There are a lot of racing games which aim to ape Wipeout, but it’s hard to embrace their neon-lit futuristic worlds when they’re so tightly embracing a game from the mid-’90s. Lightfield [official site] is a future racer involving arrow-shaped vehicles and excellent electronic music, but it’s got enough ideas about it to feel like more than a throwback. For one, it’s an “omnidirectional racer”, meaning your car flies and floats by default. There’s a trailer below.
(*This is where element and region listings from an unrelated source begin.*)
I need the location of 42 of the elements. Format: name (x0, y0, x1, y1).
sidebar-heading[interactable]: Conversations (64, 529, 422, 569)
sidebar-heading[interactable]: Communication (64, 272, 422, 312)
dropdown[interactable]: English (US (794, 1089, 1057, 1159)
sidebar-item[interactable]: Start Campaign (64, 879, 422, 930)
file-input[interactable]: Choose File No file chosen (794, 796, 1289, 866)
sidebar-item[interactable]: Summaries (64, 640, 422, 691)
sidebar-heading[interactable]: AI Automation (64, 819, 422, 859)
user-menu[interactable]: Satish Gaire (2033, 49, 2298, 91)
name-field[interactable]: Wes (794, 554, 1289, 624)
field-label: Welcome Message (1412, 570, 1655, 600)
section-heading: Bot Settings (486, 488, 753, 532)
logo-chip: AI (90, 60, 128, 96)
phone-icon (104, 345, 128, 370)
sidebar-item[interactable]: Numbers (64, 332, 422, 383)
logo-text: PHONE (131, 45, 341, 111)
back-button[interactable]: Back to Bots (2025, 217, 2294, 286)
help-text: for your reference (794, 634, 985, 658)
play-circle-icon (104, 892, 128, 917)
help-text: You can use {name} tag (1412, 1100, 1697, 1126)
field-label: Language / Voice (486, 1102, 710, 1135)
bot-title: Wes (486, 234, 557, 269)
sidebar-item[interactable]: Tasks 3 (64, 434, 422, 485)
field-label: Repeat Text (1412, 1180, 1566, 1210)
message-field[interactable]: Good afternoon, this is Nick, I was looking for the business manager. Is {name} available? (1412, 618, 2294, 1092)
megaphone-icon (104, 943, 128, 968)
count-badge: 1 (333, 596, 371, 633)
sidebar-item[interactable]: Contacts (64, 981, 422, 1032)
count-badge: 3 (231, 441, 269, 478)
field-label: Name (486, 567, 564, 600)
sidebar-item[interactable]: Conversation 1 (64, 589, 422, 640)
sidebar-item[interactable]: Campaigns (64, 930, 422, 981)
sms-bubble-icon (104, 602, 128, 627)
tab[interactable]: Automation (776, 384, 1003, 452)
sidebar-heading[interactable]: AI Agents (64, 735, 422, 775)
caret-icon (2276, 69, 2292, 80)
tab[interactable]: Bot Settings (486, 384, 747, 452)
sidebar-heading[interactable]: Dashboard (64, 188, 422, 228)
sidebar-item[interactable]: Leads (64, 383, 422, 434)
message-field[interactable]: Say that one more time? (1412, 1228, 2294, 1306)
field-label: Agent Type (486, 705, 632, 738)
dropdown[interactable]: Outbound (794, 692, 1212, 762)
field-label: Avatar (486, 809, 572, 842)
I’ve played a build of this and the way it works is that your vehicle flies till you press a button which causes you to cling to the nearest surface. This allows tracks to become these impossible spaces, full of not just twists and turns around abstract architecture, but routes that require you drive vertically up and across that architecture, as well as, for example, vast atriums full of red spheres that you need to skim your way across.
“Skimming” is the best way to think of it, too. Your vehicle is slow when not clinging to a surface, so in certain spaces you need to keep hopping, flying and sliding in quick succession to maintain speed. It’s a little like throwing some Mirror’s Edge-style wallrunning into the midst of your Wipeout.
As mentioned above, the music is great, too. Every future racer must by law have an electronic soundtrack, but most of them opt for dull, derivative bleep-bloops. The Lightfield soundtrack, by Zanshin, is weird and jagged. You can find some representative music on Zanshin’s album Rain Are In Clouds on Bandcamp.
Lightfield is due for release early 2017.